Saturday, July 14, 2018

Do not built to impress but rather to provide a necessary service at a reasonable cost

14 July 2018
Dear Fellow Investor,
Last week the MOF announced that the LRT 3 project would go ahead with  a cut from 31.65 billion ringgit  to 16.3 billion ringgit.
The previous government had bloated  costs to construct lavish LRT stations  which would rival stations on the Japan’s national railway line. 
Kyoto train station leading to the central business district.

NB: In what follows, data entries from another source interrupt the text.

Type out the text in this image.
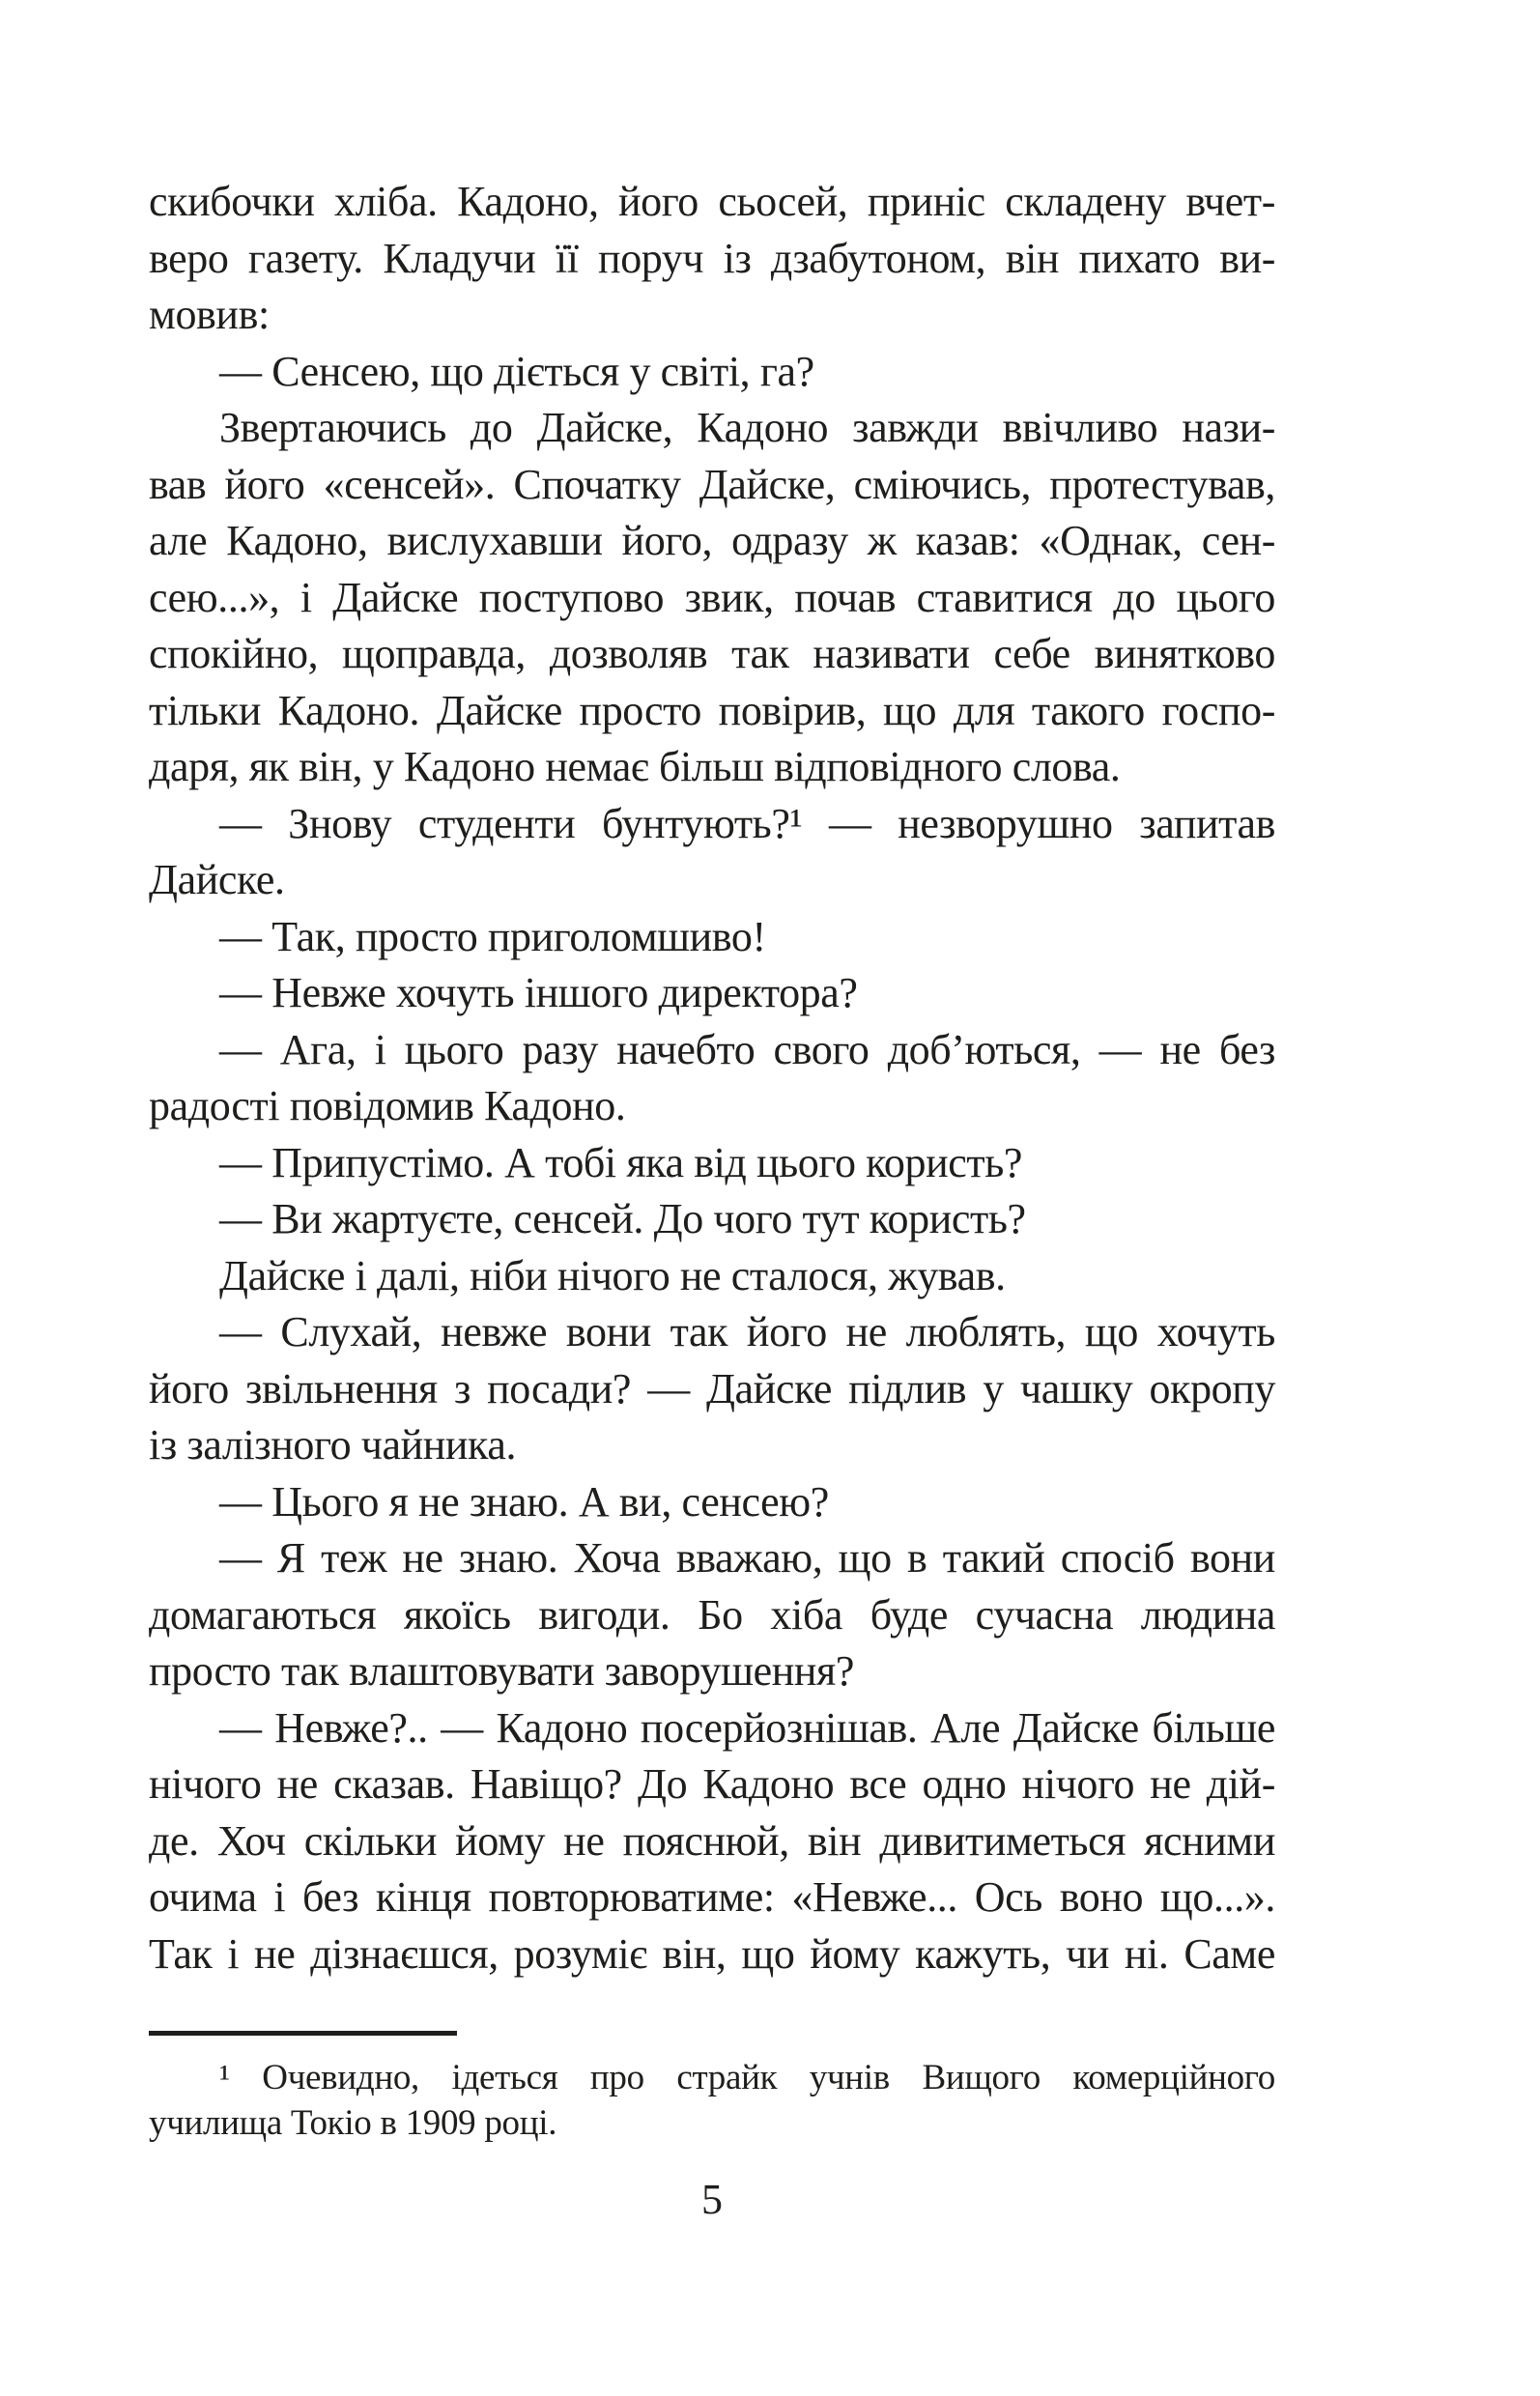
скибочки хліба. Кадоно, його сьосей, приніс складену вчет-
веро газету. Кладучи її поруч із дзабутоном, він пихато ви-
мовив:
— Сенсею, що діється у світі, га?
Звертаючись до Дайске, Кадоно завжди ввічливо нази-
вав його «сенсей». Спочатку Дайске, сміючись, протестував,
але Кадоно, вислухавши його, одразу ж казав: «Однак, сен-
сею...», і Дайске поступово звик, почав ставитися до цього
спокійно, щоправда, дозволяв так називати себе винятково
тільки Кадоно. Дайске просто повірив, що для такого госпо-
даря, як він, у Кадоно немає більш відповідного слова.
— Знову студенти бунтують?¹ — незворушно запитав
Дайске.
— Так, просто приголомшиво!
— Невже хочуть іншого директора?
— Ага, і цього разу начебто свого доб’ються, — не без
радості повідомив Кадоно.
— Припустімо. А тобі яка від цього користь?
— Ви жартуєте, сенсей. До чого тут користь?
Дайске і далі, ніби нічого не сталося, жував.
— Слухай, невже вони так його не люблять, що хочуть
його звільнення з посади? — Дайске підлив у чашку окропу
із залізного чайника.
— Цього я не знаю. А ви, сенсею?
— Я теж не знаю. Хоча вважаю, що в такий спосіб вони
домагаються якоїсь вигоди. Бо хіба буде сучасна людина
просто так влаштовувати заворушення?
— Невже?.. — Кадоно посерйознішав. Але Дайске більше
нічого не сказав. Навіщо? До Кадоно все одно нічого не дій-
де. Хоч скільки йому не пояснюй, він дивитиметься ясними
очима і без кінця повторюватиме: «Невже... Ось воно що...».
Так і не дізнаєшся, розуміє він, що йому кажуть, чи ні. Саме
¹ Очевидно, ідеться про страйк учнів Вищого комерційного
училища Токіо в 1909 році.
5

Notice the simplicity of the Kyoto station. It was not built to impress but rather to provide a necessary service at a reasonable cost. A few months ago we visited Japan and we found that the train stations were simple, well maintained, super clean but not lavish expensive structures.  
I am surprised that our local contractors did not visit Japan to get an idea of how to  build cost effective LRT stations.
Dr M realizes the importance of LRT infrastructure so he gave the go ahead to continue LRT 3. He is cost cutting for all the major projects and will eliminate those that do not make economic sense. This will save billions for the taxpayers .  
Last week the KLSE staged a minor rebound with some construction stocks leading the way.  Order books will be cut so there will be short term pain for the construction sector but longer term the economy will be more sustainable as wastage and corruption will be substantially cut.  
A similar thing happened in Singapore. In the last year house prices were up over 9 % so the government decided to prick the emerging bubble by raising down payment requirements for 2nd home purchases. This would make it easier for the average citizen to buy a home and cool the speculation.
Many property developer stocks dropped but Reits however; held up well and Singapore shares in our portfolios were not much affected. Our holdings in Hong Kong land were not effected and advanced to SGD 7.28.
They have properties in Singapore/Hong Kong/ Thailand and Cambodia We have weathered some major storms this year and made progress. We have maintained your capital with our dividend + value strategy. We have avoided the high flying crowd favourite stocks which have resulted in billions of losses for some funds.
If you think about it if you can earn a 5 % dividend yield and if you are careful in your stock selection another 8 % in capital gain that results in a reasonable return of 13 % with very low risk and should markets advance we make more.  
That is my goal but obviously nothing is ever sure and you might pick a stock like Top Glove which is a solid well managed entity but suffered a surprise and shocking  accounting irregularity and took a big capital hit.  I like the rubber glove sector but I do not like buying a high and chasing the hype.  We hold Kossan which has performed well and not effected by the drop in Top Glove.
Invest well and grow your wealth
Bill

Today's ''critter' is the moray eel...of which there are 202 different species.  They're a common sight when scuba diving most warm saltwater coral reef structures of the world . They have some fine examples in the KLCC Aquaria and most Malaysian reefs.